All software projects are stored in Subversion repositories located on the Biosphere 2 file server ( \ \..\Engineering\SVN\ )
SharedVariableExportManager - (LabVIEW) Multi-threaded application which handles data export to CSV and current state file generation
Supervisor2014 - (LabVIEW) Monitors CompactRIOs and generates Current State Files for sensors.
Surface Heat Flux Calculator - (LabVIEW) Computes the heat flux at the soil surface using data from nearby 5TM, HFP-1/SC, and TCAV.
Irrigation Control - (LabVIEW) Controls valves in each bay and allows the creation of scheduled rain events.
DataLoader - (Java) Application that parses Measurement Files and inserts data into the database.
Simple Text Instruction Processor (Selector & Valve Control) - ASCII text instructions for automation of selector, valve, and process variable control
Using the LEO data system
Uploading data to the Data Gateway is easy and requires only three things: Sensor meta data configured in the database, a correctly formatted ASCII text file, and FTP capability.
Step 1) Create the sensor in the LEO database and configure the meta data. The sensor must exist with appropriate variables, calibrations, etc. within the database in order for data for a particular sensor to be logged.
Step 2) Record data the LEO way! Data is presented in tab delimited ASCII text files called "Measurement Files" (measurement files are described here). Using this formatting scheme allows the data gateway to parse the file and insert data into the database. Plus, it's easy to read and debug!
Step 3) Upload the measurement file to the Data Gateway via FTP. FTP is a simple and well established protocol. Once a file is uploaded to the server, it is ready to be processed!
Q: Why not log directly to the database?
A: Since the system is distributed there are many remote components. This scheme limits the number of devices writing to the database to only one. This allows changes to be made to the database with minimal impact on the data acquisition devices. If the database goes offline (unexpectedly or planned) the measurement files will still be stored on the gateway server and not be processed. Thus, data is not lost during database outages.

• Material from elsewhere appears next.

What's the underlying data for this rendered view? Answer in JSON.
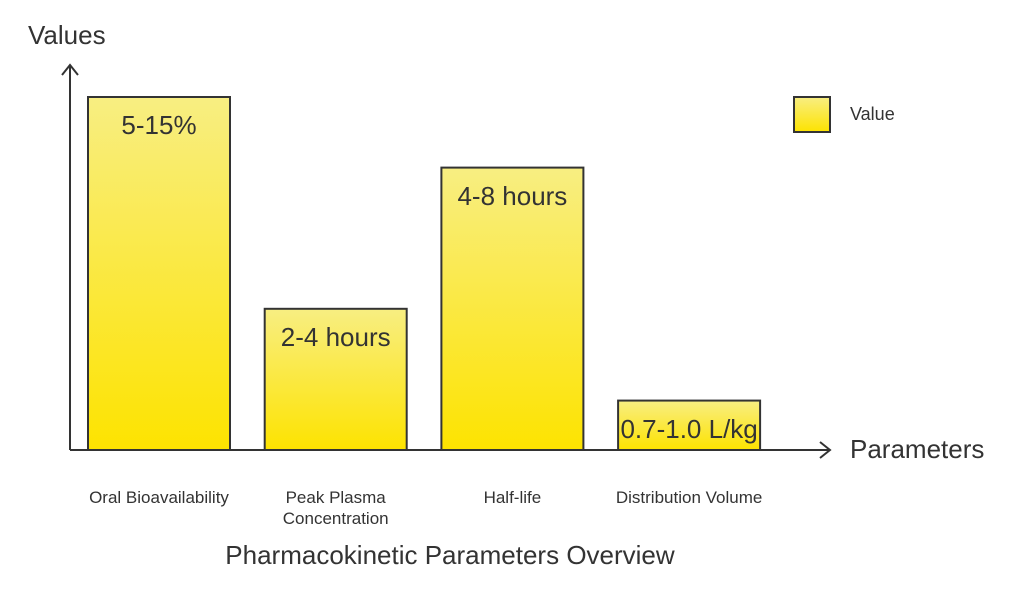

Q: Why use measurement files?
A: This stems from the philosophy that data loggers should be self reliant and write data locally. This reduces the dependence on a stable network connection and ensures data integrity during server outages.
Q: Why use FTP?
A: FTP is simple and easy to use. Many software packages and programming languages have the capability to use FTP; Therefore, it can be easy to automate the uploading measurement files to the server.